Mais dans quel but ?

Et comme c'était sot, cruel même dans ma situation !

Quel était l'auteur de cette stupide farce ?

Je me creusais vainement l'esprit pour le deviner et vous devez facilement imaginer dans quel état j'étais.

Au lieu de passer ma nuit dans mon lit, près d'une femme désirée, ardemment aimée, je me voyais condamné à poireauter sur le quai d'une petite gare en attendant le train devant me ramener à Paris.

Il n'y avait pas de train, en effet, avant quatre heures du matin, et j'avais trois grandes heures à me morfondre.

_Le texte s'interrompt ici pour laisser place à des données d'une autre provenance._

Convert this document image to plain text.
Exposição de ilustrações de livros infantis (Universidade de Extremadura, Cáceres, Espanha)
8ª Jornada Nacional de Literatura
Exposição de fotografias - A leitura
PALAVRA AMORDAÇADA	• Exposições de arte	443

La nuit était brumeuse, froide même, parfaitement maussade, moins maussade, cependant, que mon humeur.

Ah ! Si j'avais tenu le mauvais plaisant !

Mais comment le découvrir ?

Je ne voyais pas, parmi mes camarades, parmi mes connaissances, qui avait pu songer à me jouer un tour pareil.

Je ne croyais en effet, à ce moment, qu'à une mauvaise farce. Si j'avais pu ne pas me tromper !

L'employé rentrait dans la gare dont il allait refermer la porte.

Je le suivis machinalement.

Je ne savais trop que faire pour passer le temps.

— Ainsi, me demanda-t-il, on vous a dit à Paris qu'on avait trouvé ici le corps d'une femme, écrasée sur la voie ?

— On me l'a téléphoné en me disant de partir tout de suite.

— Je n'ai point entendu parler de çà... Et vous êtes journaliste ?

— Oui.

— Vous avez cru peut-être qu'il s'agissait de cette femme dont on parle dans les journaux et qui a disparu si drôlement ?

— Je l'ai pensé, en effet.

— Ce n'est pas encore ici que vous la trouverez, mon cher monsieur.

— Je le vois bien !

Et j'avais l'air le plus désappointé du monde, mais je n'étais pas seulement désappointé... j'étais furieux, outré... Je ne trouve pas de mots pour exprimer ce que je ressentais.

L'employé s'aperçut, à ma mine, de ma déception.

— Je comprends que ce n'est pas gai de faire pour rien un voyage pareil et par un temps si désagréable... Qu'allez-vous devenir en attendant le train ?

— Je ne sais pas, répondis-je.

— Si encore il y avait un hôtel, un établissement ouvert, mais rien ! Ici, c'est le désert, mon cher monsieur. Le village est à deux kilomètres...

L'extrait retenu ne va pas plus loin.